Tuesday, December 14, 2010

Guilt's Stain

Mark Madoff was remembered fondly by former classmates Monday...


Doreen Hebron said Madoff was 'very popular,' dressed well and had a good attitude.

Bernard Madoff's sons, according to their family's legal representatives, were whistleblowers and not co-conspirators in the Ponzi scheme that defrauded investors of 65 billion dollars, and for which, in large part, their father is serving a hefty prison sentence of 150 years.

The story goes that immediately upon being informed by dear old Dad that he had lost the life savings of thousands of investors, Mark and Andrew Madoff contacted the FBI, and Bernard Madoff was arrested the next day, December 11, 2008, on a single count of securities fraud.

That was an amazingly swift reaction.

(I'm just sayin'.)

As the 2-year anniversary approached, there were apparently a good many legal issues that needed attention -- most having to do with the filing deadline for lawsuits seeking recovery of lost assets -- and the attention of the press and general public was again at a peak.

Mark Madoff hung himself this past Saturday, December 11, using a dog leash. He was married and had four children. His father's lawyer states that Bernard Madoff won't seek to attend the funeral out of "consideration" for his son's immediate family.

Despite the fact that investigators still cannot fathom how Madoff pulled off his securities fraud or how he laundered such large amounts of money for so long without the assistance of others, particularly of his brother or sons, all of whom worked at Madoff Investment Securities, authorities now deny that any new criminal charges were imminent.

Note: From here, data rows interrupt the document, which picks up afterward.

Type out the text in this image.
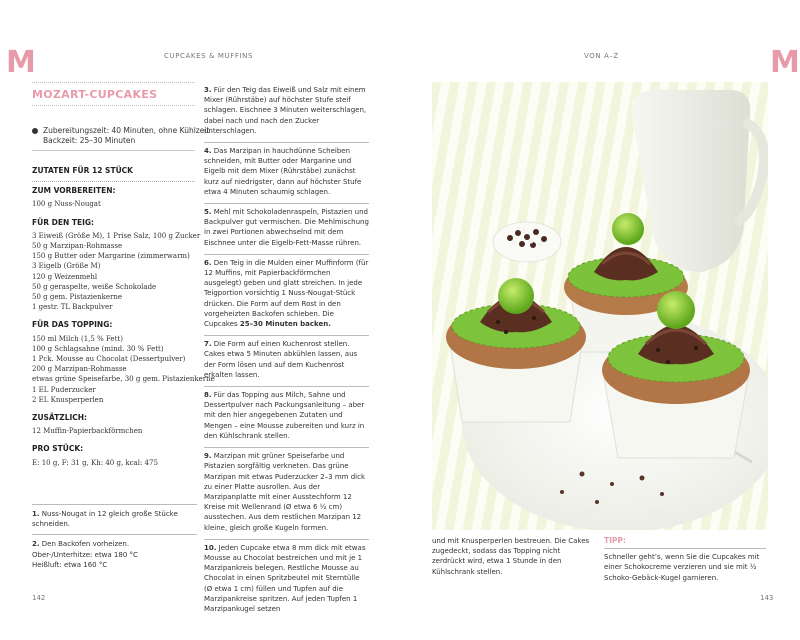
M	M
CUPCAKES & MUFFINS	VON A–Z
MOZART-CUPCAKES
Zubereitungszeit: 40 Minuten, ohne Kühlzeit
Backzeit: 25–30 Minuten
ZUTATEN FÜR 12 STÜCK
ZUM VORBEREITEN:
100 g Nuss-Nougat
FÜR DEN TEIG:
3 Eiweiß (Größe M), 1 Prise Salz, 100 g Zucker
50 g Marzipan-Rohmasse
150 g Butter oder Margarine (zimmerwarm)
3 Eigelb (Größe M)
120 g Weizenmehl
50 g geraspelte, weiße Schokolade
50 g gem. Pistazienkerne
1 gestr. TL Backpulver
FÜR DAS TOPPING:
150 ml Milch (1,5 % Fett)
100 g Schlagsahne (mind. 30 % Fett)
1 Pck. Mousse au Chocolat (Dessertpulver)
200 g Marzipan-Rohmasse
etwas grüne Speisefarbe, 30 g gem. Pistazienkerne
1 EL Puderzucker
2 EL Knusperperlen
ZUSÄTZLICH:
12 Muffin-Papierbackförmchen
PRO STÜCK:
E: 10 g, F: 31 g, Kh: 40 g, kcal: 475
1. Nuss-Nougat in 12 gleich große Stücke schneiden.
2. Den Backofen vorheizen.
Ober-/Unterhitze: etwa 180 °C
Heißluft: etwa 160 °C
3. Für den Teig das Eiweiß und Salz mit einem Mixer (Rührstäbe) auf höchster Stufe steif schlagen. Eischnee 3 Minuten weiterschlagen, dabei nach und nach den Zucker unterschlagen.
4. Das Marzipan in hauchdünne Scheiben schneiden, mit Butter oder Margarine und Eigelb mit dem Mixer (Rührstäbe) zunächst kurz auf niedrigster, dann auf höchster Stufe etwa 4 Minuten schaumig schlagen.
5. Mehl mit Schokoladenraspeln, Pistazien und Backpulver gut vermischen. Die Mehlmischung in zwei Portionen abwechselnd mit dem Eischnee unter die Eigelb-Fett-Masse rühren.
6. Den Teig in die Mulden einer Muffinform (für 12 Muffins, mit Papierbackförmchen ausgelegt) geben und glatt streichen. In jede Teigportion vorsichtig 1 Nuss-Nougat-Stück drücken. Die Form auf dem Rost in den vorgeheizten Backofen schieben. Die Cupcakes 25–30 Minuten backen.
7. Die Form auf einen Kuchenrost stellen. Cakes etwa 5 Minuten abkühlen lassen, aus der Form lösen und auf dem Kuchenrost erkalten lassen.
8. Für das Topping aus Milch, Sahne und Dessertpulver nach Packungsanleitung – aber mit den hier angegebenen Zutaten und Mengen – eine Mousse zubereiten und kurz in den Kühlschrank stellen.
9. Marzipan mit grüner Speisefarbe und Pistazien sorgfältig verkneten. Das grüne Marzipan mit etwas Puderzucker 2–3 mm dick zu einer Platte ausrollen. Aus der Marzipanplatte mit einer Ausstechform 12 Kreise mit Wellenrand (Ø etwa 6 ½ cm) ausstechen. Aus dem restlichen Marzipan 12 kleine, gleich große Kugeln formen.
10. Jeden Cupcake etwa 8 mm dick mit etwas Mousse au Chocolat bestreichen und mit je 1 Marzipankreis belegen. Restliche Mousse au Chocolat in einen Spritzbeutel mit Sterntülle (Ø etwa 1 cm) füllen und Tupfen auf die Marzipankreise spritzen. Auf jeden Tupfen 1 Marzipankugel setzen
und mit Knusperperlen bestreuen. Die Cakes zugedeckt, sodass das Topping nicht zerdrückt wird, etwa 1 Stunde in den Kühlschrank stellen.
TIPP:
Schneller geht’s, wenn Sie die Cupcakes mit einer Schokocreme verzieren und sie mit ½ Schoko-Gebäck-Kugel garnieren.
142	143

In his article about the suicide, AP journalist Larry Neumeister interviewed another of Mark Madoff's childhood friends, Lev Seltzer:

[R]eached by telephone in Israel, where he now lives, [Seltzer] recalled working with Madoff on a sixth-grade assignment at a Long Island school to create a fake television commercial. He said the ad mocked a long-running Life cereal commercial that featured a boy named Mikey who hated everything else but liked the cereal.


"Instead of Mikey, we had Marky," Seltzer said.